One thing that I get really tired of is business news talking heads that try to turn single up or down days in the stock market into indicators of what stock prices will do in the longer term. It’s especially tough on big down days like we have experienced lately. The fear mongering promoted by some of these broadcasters is enough to make me want to throw something at the TV. But, in a moment of clarity, a recent interview of mega-investor Warren Buffet put the fallacy of a short term focus into real perspective.

Buffet was asked if, with Berkshire Hathaway (NYSE:BRK-A) losing $10 billion of market value over the last month because of the market gyrations caused him to lose any sleep? His response was that Berkshire had dropped by 50% three times since he bought the company. He never lost any sleep during those declines. He stated that occasional steep declines are in the nature of markets and the swings are one of the reasons that have made him rich. In fact, Buffet stated that he is “Happier buying when share prices are down, than when they are up”.
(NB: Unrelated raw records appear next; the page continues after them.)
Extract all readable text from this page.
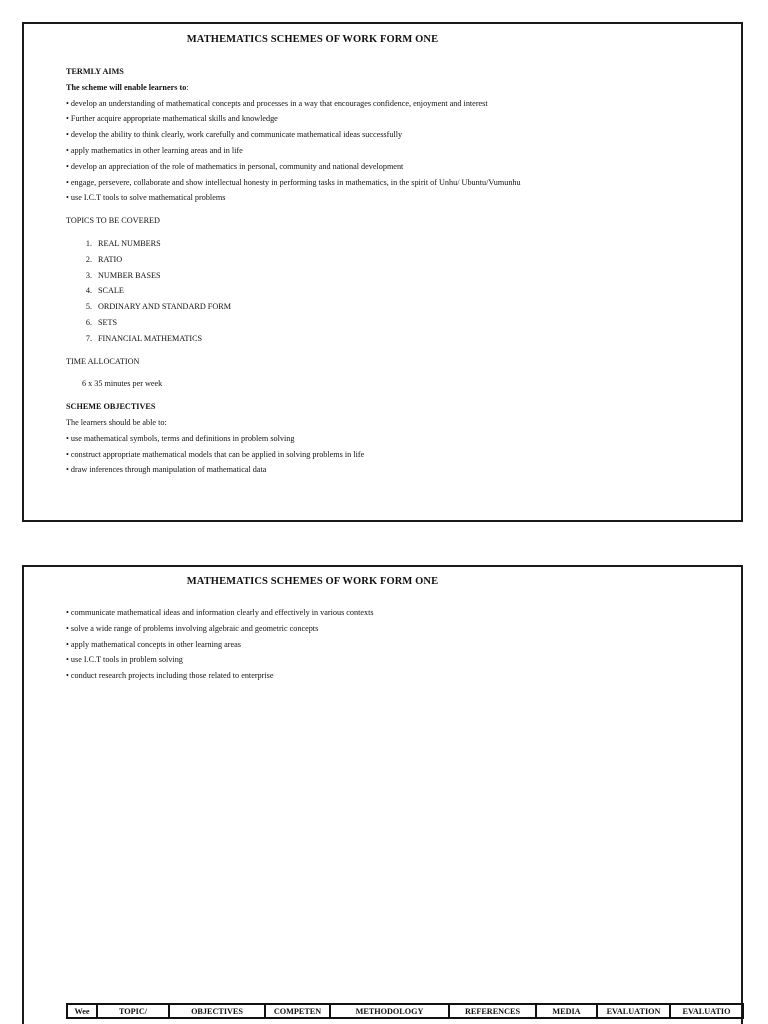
MATHEMATICS SCHEMES OF WORK FORM ONE
TERMLY AIMS
The scheme will enable learners to:
• develop an understanding of mathematical concepts and processes in a way that encourages confidence, enjoyment and interest
• Further acquire appropriate mathematical skills and knowledge
• develop the ability to think clearly, work carefully and communicate mathematical ideas successfully
• apply mathematics in other learning areas and in life
• develop an appreciation of the role of mathematics in personal, community and national development
• engage, persevere, collaborate and show intellectual honesty in performing tasks in mathematics, in the spirit of Unhu/ Ubuntu/Vumunhu
• use I.C.T tools to solve mathematical problems
TOPICS TO BE COVERED
1. REAL NUMBERS
2. RATIO
3. NUMBER BASES
4. SCALE
5. ORDINARY AND STANDARD FORM
6. SETS
7. FINANCIAL MATHEMATICS
TIME ALLOCATION
6 x 35 minutes per week
SCHEME OBJECTIVES
The learners should be able to:
• use mathematical symbols, terms and definitions in problem solving
• construct appropriate mathematical models that can be applied in solving problems in life
• draw inferences through manipulation of mathematical data
MATHEMATICS SCHEMES OF WORK FORM ONE
• communicate mathematical ideas and information clearly and effectively in various contexts
• solve a wide range of problems involving algebraic and geometric concepts
• apply mathematical concepts in other learning areas
• use I.C.T tools in problem solving
• conduct research projects including those related to enterprise
Wee	TOPIC/	OBJECTIVES	COMPETEN	METHODOLOGY	REFERENCES	MEDIA	EVALUATION	EVALUATIO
This is a lesson we can all learn to follow.

On another front, I recently received a report on the psychology of fear and investing in the stock markets. The report noted that Humans are predisposed to fearful overreaction. Traits that influence how we react to investment risk including personal background, life experiences, age, and gender. How we react to stress and fear inducing events is also built into our DNA. One study discovered a:

“polymorphism of the serotonin transporter gene: 5-HTTLPR. Individuals carrying the short polymorphism of this gene are more likely to develop depression in response to negative events and are more likely to experience a long-term emotional impact from financial losses. In some studies, people carrying this polymorphism experience more financial anxiety than others.”

Another factor that plays on investor sentiment is changes in stress hormone levels, such as increases in cortisol that change the risk tolerance of investors. As a result, investors are getting chemical induced panic signals from the basic function of their own bodies when the stock markets start to fall. With both hormones and DNA pushing the buttons, you can see why market corrections tend to be over-reactions.